Dossier de la rédaction : Les « ennemis » du bois dans la construction en France. Risques, mécanismes, prévention et réponses techniques
Le bois, matériau vivant et polyvalent, redevient un produit phare de la construction en France : Maisons ossature bois, planchers, charpentes, façades, voire immeubles à plusieurs étages. Mais cette renaissance s’accompagne d’une vigilance renouvelée : Le bois, exposé aux éléments et aux organismes, a aussi ses « ennemis » — facteurs et agents qui le dégradent, réduisent sa durée de service, et peuvent générer des coûts importants. Dans ce dossier, nous essayons de dresser un panorama professionnel et documenté des principaux ennemis du bois en construction, de leurs modes d’action et des solutions pratiques et réglementaires pour les maîtres d’ouvrage, artisans et gestionnaires de patrimoine.

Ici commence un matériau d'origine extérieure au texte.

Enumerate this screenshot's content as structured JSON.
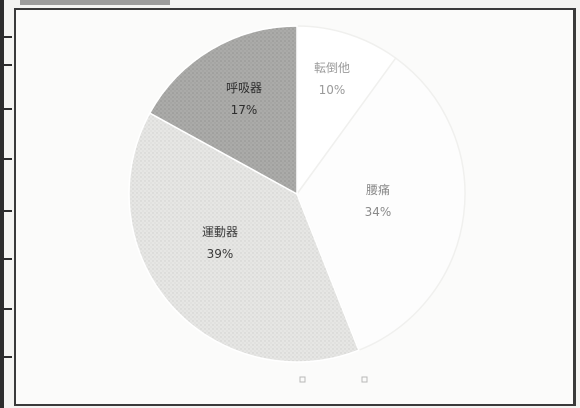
{
  "chart_data": {
    "type": "pie",
    "slices": [
      {
        "label": "転倒他",
        "value": 10,
        "value_label": "10%",
        "color": "#ffffff",
        "text_color": "#9a9a9a"
      },
      {
        "label": "腰痛",
        "value": 34,
        "value_label": "34%",
        "color": "#fdfdfd",
        "text_color": "#8a8a8a"
      },
      {
        "label": "運動器",
        "value": 39,
        "value_label": "39%",
        "color": "#e2e2e0",
        "text_color": "#3a3a3a"
      },
      {
        "label": "呼吸器",
        "value": 17,
        "value_label": "17%",
        "color": "#a9a9a7",
        "text_color": "#2e2e2e"
      }
    ],
    "legend": {
      "placement": "bottom",
      "entries": []
    }
  }
}
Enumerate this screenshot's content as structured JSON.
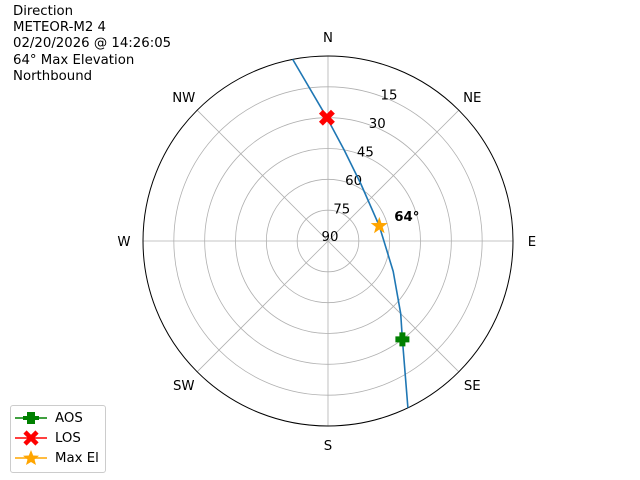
{
  "info": {
    "lines": [
      "Direction",
      "METEOR-M2 4",
      "02/20/2026 @ 14:26:05",
      "64° Max Elevation",
      "Northbound"
    ]
  },
  "chart_data": {
    "type": "polar",
    "theta_direction": "clockwise",
    "theta_zero": "N",
    "direction_labels": [
      "N",
      "NE",
      "E",
      "SE",
      "S",
      "SW",
      "W",
      "NW"
    ],
    "radial_ticks": [
      "90",
      "75",
      "60",
      "45",
      "30",
      "15"
    ],
    "rlim_elevation": [
      90,
      0
    ],
    "grid": true,
    "track": {
      "color": "#1f77b4",
      "points": [
        {
          "az": 349,
          "el": 0
        },
        {
          "az": 359.5,
          "el": 30
        },
        {
          "az": 10,
          "el": 45
        },
        {
          "az": 30,
          "el": 58
        },
        {
          "az": 73.6,
          "el": 64
        },
        {
          "az": 115,
          "el": 55
        },
        {
          "az": 135,
          "el": 40
        },
        {
          "az": 142.9,
          "el": 30
        },
        {
          "az": 154.4,
          "el": 0
        }
      ]
    },
    "markers": [
      {
        "name": "AOS",
        "az": 142.9,
        "el": 30,
        "color": "#008000",
        "shape": "plus"
      },
      {
        "name": "LOS",
        "az": 359.5,
        "el": 30,
        "color": "#ff0000",
        "shape": "x"
      },
      {
        "name": "Max El",
        "az": 73.6,
        "el": 64,
        "color": "#ffa500",
        "shape": "star"
      }
    ],
    "annotation": "64°",
    "legend_position": "lower-left"
  }
}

En outre, ce dossier est également un guide utile pour les autoconstructeurs qui souhaitent se diriger vers les MOB (Maisons Ossature Bois). Dans ce cadre, je vous renvoie également sur mon dossier dédié sur l’ossature bois pour l’autoconstruction.
Humidité et eau : l’adversaire fondamental du bois
L’eau est sans doute l’ennemi primaire du bois en construction. Sous forme d’infiltration, de condensation ou de remontée capillaire, l’humidité fragilise la structure du matériau, favorise la prolifération de champignons lignivores et attire les insectes xylophages. Le bois dont l’humidité dépasse durablement un seuil critique — généralement autour de 20 % (selon l’essence et les conditions) — devient vulnérable aux champignons de pourriture et à certains insectes.
Les dommages liés à l’eau sont variés : Gonflement, tassement des fibres, perte de résistance mécanique, tâches et détérioration esthétique. Sur les chantiers, les défauts de mise en œuvre (mauvaise étanchéité, absence de protection des bas de murs, ventilation insuffisante des combles ou des vides sanitaires) multiplient les points d’entrée de l’eau et les zones de stagnation.
Solutions : Utiliser des bois de classe 3 ou 4 dans les zones sensibles, ou mettre en œuvre des bois autoclavés.
Lire notre article : Le traitement bois autoclave.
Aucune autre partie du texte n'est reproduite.